Bird of the Week: Spoonbill

As the name suggests, this bird's lifestyle is all about its beak.

By Celine Longden-Naufal
Published 23 Aug 2019, 09:44 BST
The impressive and elegant spoonbill in flight over marshland.
The impressive and elegant spoonbill in flight over marshland.
Photograph by Richard Brooks, RSPB Images

What looks and sounds like a fictional creature from a children’s book, spoonbills (Platalea leucorodia) are large white birds who are known for their astonishing spatula-like black bills and yellow plumage on their chest. In flight, their neck and long dark legs are extended. 

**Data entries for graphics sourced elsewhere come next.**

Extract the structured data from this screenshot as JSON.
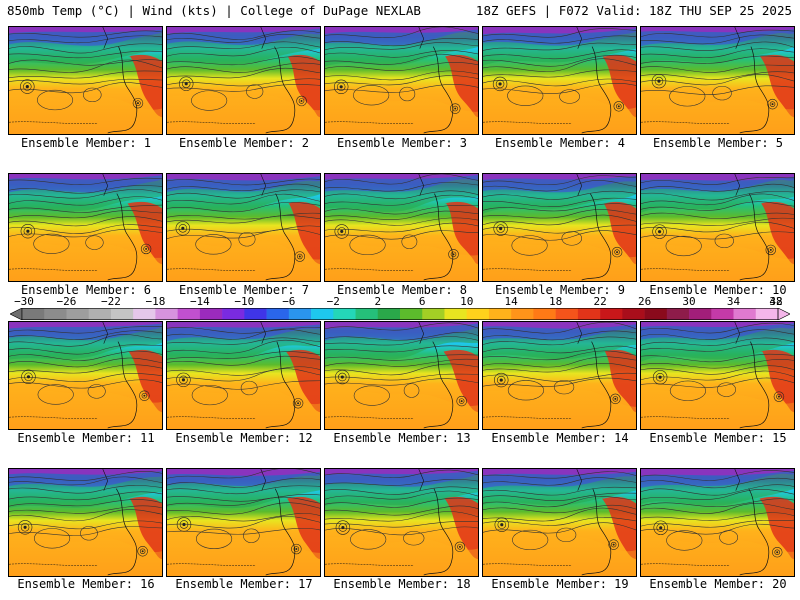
{
  "header": {
    "title_left": "850mb Temp (°C) | Wind (kts) | College of DuPage NEXLAB",
    "title_right": "18Z GEFS | F072 Valid: 18Z THU SEP 25 2025"
  },
  "members": [
    "Ensemble Member: 1",
    "Ensemble Member: 2",
    "Ensemble Member: 3",
    "Ensemble Member: 4",
    "Ensemble Member: 5",
    "Ensemble Member: 6",
    "Ensemble Member: 7",
    "Ensemble Member: 8",
    "Ensemble Member: 9",
    "Ensemble Member: 10",
    "Ensemble Member: 11",
    "Ensemble Member: 12",
    "Ensemble Member: 13",
    "Ensemble Member: 14",
    "Ensemble Member: 15",
    "Ensemble Member: 16",
    "Ensemble Member: 17",
    "Ensemble Member: 18",
    "Ensemble Member: 19",
    "Ensemble Member: 20"
  ],
  "colorbar": {
    "labels": [
      "−30",
      "−26",
      "−22",
      "−18",
      "−14",
      "−10",
      "−6",
      "−2",
      "2",
      "6",
      "10",
      "14",
      "18",
      "22",
      "26",
      "30",
      "34",
      "38",
      "42"
    ],
    "colors": [
      "#7a7a7a",
      "#8c8c8c",
      "#9e9e9e",
      "#b0b0b0",
      "#c4c4c4",
      "#e5c7ea",
      "#d793de",
      "#c150cf",
      "#9b2bbd",
      "#7a2be0",
      "#3f35e8",
      "#2a66ea",
      "#2a95ee",
      "#1ec8ee",
      "#24d7b8",
      "#25c07a",
      "#2aa84a",
      "#5cbb2c",
      "#a3cf25",
      "#e8e520",
      "#ffd21c",
      "#ffb21b",
      "#ff941a",
      "#ff7a16",
      "#f4541b",
      "#e13419",
      "#c9171a",
      "#a90e1b",
      "#8a0a1c",
      "#8e1c4a",
      "#a21e7a",
      "#c43aa8",
      "#e07ad0",
      "#f4b6ea"
    ]
  }
}
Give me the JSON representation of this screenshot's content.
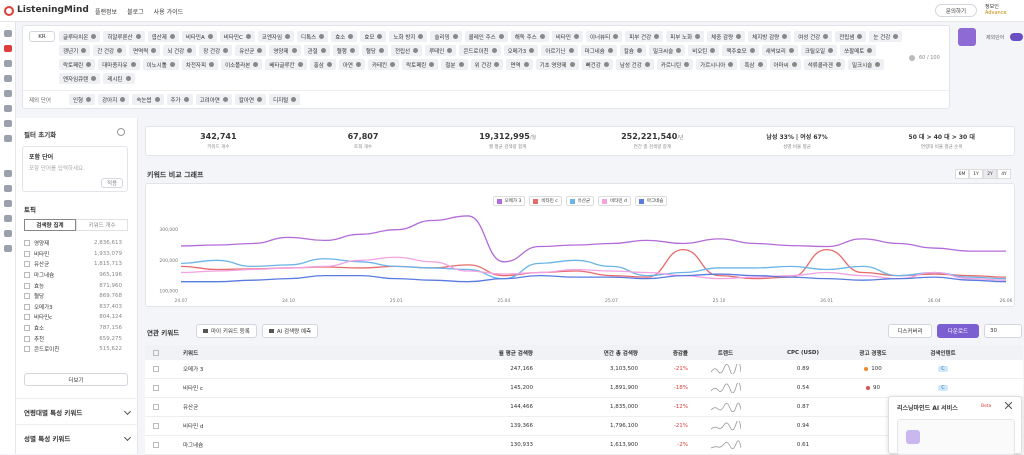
{
  "nav": {
    "logo": "ListeningMind",
    "links": [
      "플랜정보",
      "블로그",
      "사용 가이드"
    ],
    "contact": "문의하기",
    "user": "정보인",
    "plan": "Advance"
  },
  "filter": {
    "country": "KR",
    "keywords": [
      "글루타치온",
      "히알루론산",
      "엽산제",
      "비타민A",
      "비타민C",
      "코엔자임",
      "디톡스",
      "효소",
      "효모",
      "노화 방지",
      "슬리밍",
      "콜레인 주스",
      "해독 주스",
      "비타민",
      "이너뷰티",
      "피부 건강",
      "피부 노화",
      "체중 감량",
      "체지방 감량",
      "여성 건강",
      "전립샘",
      "눈 건강",
      "갱년기",
      "간 건강",
      "면역력",
      "뇌 건강",
      "장 건강",
      "유산균",
      "영양제",
      "관절",
      "혈행",
      "혈당",
      "전립선",
      "루테인",
      "콘드로이친",
      "오메가3",
      "아르기닌",
      "마그네슘",
      "칼슘",
      "밀크씨슬",
      "비오틴",
      "맥주효모",
      "새싹보리",
      "크릴오일",
      "쏘팔메토",
      "락토페린",
      "대마종자유",
      "이노시톨",
      "차전자피",
      "이소플라본",
      "베타글루칸",
      "홍삼",
      "아연",
      "카테킨",
      "락토페린",
      "철분",
      "위 건강",
      "면역",
      "기초 영양제",
      "뼈건강",
      "남성 건강",
      "카르니틴",
      "가르시니아",
      "흑삼",
      "아마씨",
      "석류콜라겐",
      "밀크시슬",
      "엔자임큐텐",
      "레시틴"
    ],
    "count": "60 / 100",
    "exclude_label": "제외 단어",
    "exclude": [
      "인형",
      "강아지",
      "속눈썹",
      "주가",
      "고려아연",
      "칼아연",
      "디지털"
    ],
    "toggle": "제외단어"
  },
  "sidebar": {
    "reset": "필터 초기화",
    "include": {
      "title": "포함 단어",
      "placeholder": "포함 단어를 입력하세요.",
      "apply": "적용"
    },
    "topic": {
      "title": "토픽",
      "tabs": [
        "검색량 집계",
        "키워드 개수"
      ],
      "items": [
        {
          "name": "영양제",
          "value": "2,836,613"
        },
        {
          "name": "비타민",
          "value": "1,933,079"
        },
        {
          "name": "유산균",
          "value": "1,815,713"
        },
        {
          "name": "마그네슘",
          "value": "965,196"
        },
        {
          "name": "효능",
          "value": "871,960"
        },
        {
          "name": "혈당",
          "value": "869,768"
        },
        {
          "name": "오메가3",
          "value": "837,403"
        },
        {
          "name": "비타민c",
          "value": "804,124"
        },
        {
          "name": "효소",
          "value": "787,156"
        },
        {
          "name": "추천",
          "value": "659,275"
        },
        {
          "name": "콘드로이친",
          "value": "515,622"
        }
      ],
      "more": "더보기"
    },
    "sections": [
      "연령대별 특성 키워드",
      "성별 특성 키워드"
    ]
  },
  "stats": [
    {
      "value": "342,741",
      "label": "키워드 개수"
    },
    {
      "value": "67,807",
      "label": "토픽 개수"
    },
    {
      "value": "19,312,995",
      "unit": "/월",
      "label": "월 평균 검색량 합계"
    },
    {
      "value": "252,221,540",
      "unit": "/년",
      "label": "연간 총 검색량 합계"
    },
    {
      "value": "남성 33% | 여성 67%",
      "label": "성별 비율 평균"
    },
    {
      "value": "50 대 > 40 대 > 30 대",
      "label": "연령대 비율 평균 순위"
    }
  ],
  "chart_data": {
    "type": "line",
    "title": "키워드 비교 그래프",
    "periods": [
      "6M",
      "1Y",
      "2Y",
      "4Y"
    ],
    "active_period": 2,
    "categories": [
      "24.07",
      null,
      null,
      "24.10",
      null,
      null,
      "25.01",
      null,
      null,
      "25.04",
      null,
      null,
      "25.07",
      null,
      null,
      "25.10",
      null,
      null,
      "26.01",
      null,
      null,
      "26.04",
      null,
      "26.06"
    ],
    "ylim": [
      80000,
      420000
    ],
    "yticks": [
      {
        "value": 100000,
        "label": "100,000"
      },
      {
        "value": 200000,
        "label": "200,000"
      },
      {
        "value": 300000,
        "label": "300,000"
      }
    ],
    "grid": false,
    "series": [
      {
        "name": "오메가 3",
        "color": "#b36bd8",
        "values": [
          247000,
          250000,
          255000,
          275000,
          265000,
          285000,
          300000,
          330000,
          345000,
          195000,
          245000,
          250000,
          255000,
          265000,
          255000,
          270000,
          255000,
          248000,
          245000,
          270000,
          255000,
          240000,
          230000,
          230000
        ]
      },
      {
        "name": "비타민 c",
        "color": "#e86b6b",
        "values": [
          180000,
          170000,
          172000,
          175000,
          178000,
          175000,
          180000,
          175000,
          185000,
          150000,
          160000,
          165000,
          150000,
          145000,
          235000,
          150000,
          140000,
          145000,
          235000,
          160000,
          150000,
          155000,
          150000,
          145000
        ]
      },
      {
        "name": "유산균",
        "color": "#6ab4e8",
        "values": [
          190000,
          200000,
          180000,
          185000,
          205000,
          195000,
          180000,
          175000,
          170000,
          140000,
          190000,
          200000,
          180000,
          150000,
          160000,
          175000,
          175000,
          180000,
          170000,
          180000,
          150000,
          160000,
          145000,
          140000
        ]
      },
      {
        "name": "비타민 d",
        "color": "#f3a2e2",
        "values": [
          160000,
          165000,
          170000,
          175000,
          180000,
          200000,
          210000,
          195000,
          165000,
          155000,
          160000,
          170000,
          165000,
          160000,
          150000,
          140000,
          145000,
          150000,
          160000,
          150000,
          140000,
          160000,
          140000,
          135000
        ]
      },
      {
        "name": "마그네슘",
        "color": "#5a7be0",
        "values": [
          130000,
          130000,
          135000,
          140000,
          150000,
          150000,
          140000,
          135000,
          130000,
          140000,
          150000,
          145000,
          145000,
          140000,
          150000,
          155000,
          150000,
          145000,
          140000,
          135000,
          140000,
          145000,
          135000,
          130000
        ]
      }
    ]
  },
  "related": {
    "title": "연관 키워드",
    "buttons": [
      "마이 키워드 등록",
      "AI 검색량 예측"
    ],
    "discovery": "디스커버리",
    "download": "다운로드",
    "page_size": "30"
  },
  "table": {
    "headers": [
      "키워드",
      "월 평균 검색량",
      "연간 총 검색량",
      "증감률",
      "트렌드",
      "CPC (USD)",
      "광고 경쟁도",
      "검색인텐트"
    ],
    "rows": [
      {
        "keyword": "오메가 3",
        "monthly": "247,166",
        "annual": "3,103,500",
        "change": "-21%",
        "cpc": "0.89",
        "competition": "100",
        "intent": "C"
      },
      {
        "keyword": "비타민 c",
        "monthly": "145,200",
        "annual": "1,891,900",
        "change": "-18%",
        "cpc": "0.54",
        "competition": "90",
        "intent": "C"
      },
      {
        "keyword": "유산균",
        "monthly": "144,466",
        "annual": "1,835,000",
        "change": "-12%",
        "cpc": "0.87"
      },
      {
        "keyword": "비타민 d",
        "monthly": "139,366",
        "annual": "1,796,100",
        "change": "-21%",
        "cpc": "0.94"
      },
      {
        "keyword": "마그네슘",
        "monthly": "130,933",
        "annual": "1,613,900",
        "change": "-2%",
        "cpc": "0.61"
      }
    ]
  },
  "popup": {
    "title": "리스닝마인드 AI 서비스",
    "badge": "Beta"
  }
}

With a preference for shallow wetlands, spoonbills have highly sensitive bills. They feed by gracefully sweeping their slightly open bills from side to side until they feel something touch the inside, where they then quickly clamp shut. It cannot be said that their call is as graceful as their feeding method; whilst spoonbills are usually silent birds, they are also known for their grunting and trumpet like calls. 

A spoonbill in summer plumage, Norfolk.
Photograph by Richard Brooks, RSPB Images

Spoonbills can be seen all year round on coastal sites in the south-west of England and in East Anglia. However, this wasn’t always the case. In the later part of the 17thcentury, they were extirpated from the United Kingdom for over 300 years, possibly from hunting and land drainage. 

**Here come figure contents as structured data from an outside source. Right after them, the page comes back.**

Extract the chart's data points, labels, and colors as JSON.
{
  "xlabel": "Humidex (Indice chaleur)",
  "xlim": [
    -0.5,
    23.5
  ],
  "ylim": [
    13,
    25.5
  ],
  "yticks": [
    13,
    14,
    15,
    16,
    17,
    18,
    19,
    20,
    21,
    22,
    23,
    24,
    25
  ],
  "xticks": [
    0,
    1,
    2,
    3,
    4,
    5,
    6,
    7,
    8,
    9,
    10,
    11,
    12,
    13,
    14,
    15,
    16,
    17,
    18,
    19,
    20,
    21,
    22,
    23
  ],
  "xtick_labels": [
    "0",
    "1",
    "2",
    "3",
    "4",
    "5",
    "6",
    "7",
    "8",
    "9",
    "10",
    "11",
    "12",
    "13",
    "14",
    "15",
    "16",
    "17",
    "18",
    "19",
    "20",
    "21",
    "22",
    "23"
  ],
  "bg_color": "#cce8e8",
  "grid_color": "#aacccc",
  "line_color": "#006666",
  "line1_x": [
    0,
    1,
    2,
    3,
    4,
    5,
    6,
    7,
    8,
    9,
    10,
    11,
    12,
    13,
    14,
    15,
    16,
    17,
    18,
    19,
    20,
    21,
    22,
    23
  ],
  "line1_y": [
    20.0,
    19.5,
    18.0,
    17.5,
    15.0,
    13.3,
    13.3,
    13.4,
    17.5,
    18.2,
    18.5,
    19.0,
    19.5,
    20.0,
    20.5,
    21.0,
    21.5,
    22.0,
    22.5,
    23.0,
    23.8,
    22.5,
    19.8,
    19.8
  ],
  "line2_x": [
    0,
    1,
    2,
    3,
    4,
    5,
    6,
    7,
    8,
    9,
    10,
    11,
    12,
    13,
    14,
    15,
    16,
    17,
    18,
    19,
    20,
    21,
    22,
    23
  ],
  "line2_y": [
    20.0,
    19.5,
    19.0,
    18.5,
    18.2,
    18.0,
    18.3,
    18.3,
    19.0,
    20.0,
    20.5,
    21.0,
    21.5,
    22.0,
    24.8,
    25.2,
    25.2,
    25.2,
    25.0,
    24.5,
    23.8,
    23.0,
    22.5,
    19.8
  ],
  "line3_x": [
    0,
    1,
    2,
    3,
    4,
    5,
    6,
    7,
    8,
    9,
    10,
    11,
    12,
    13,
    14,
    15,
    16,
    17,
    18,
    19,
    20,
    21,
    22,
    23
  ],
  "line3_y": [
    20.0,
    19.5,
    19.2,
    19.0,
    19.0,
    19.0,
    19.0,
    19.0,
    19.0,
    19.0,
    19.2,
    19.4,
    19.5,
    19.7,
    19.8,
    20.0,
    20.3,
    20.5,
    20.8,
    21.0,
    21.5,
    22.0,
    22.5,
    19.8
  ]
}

It wasn’t until 2000 that the elusive spoonbill began to breed again, followed by a colony being discovered in Norfolk in 2010. Nevertheless, spoonbills are currently of European conservation concern. This is as they are rare breeding birds who continue to face threats such as habitat destruction and pollution. To see Spoonbills, visit RSPB Burton Mere WetlandsFairburn Ings and Havergate Island.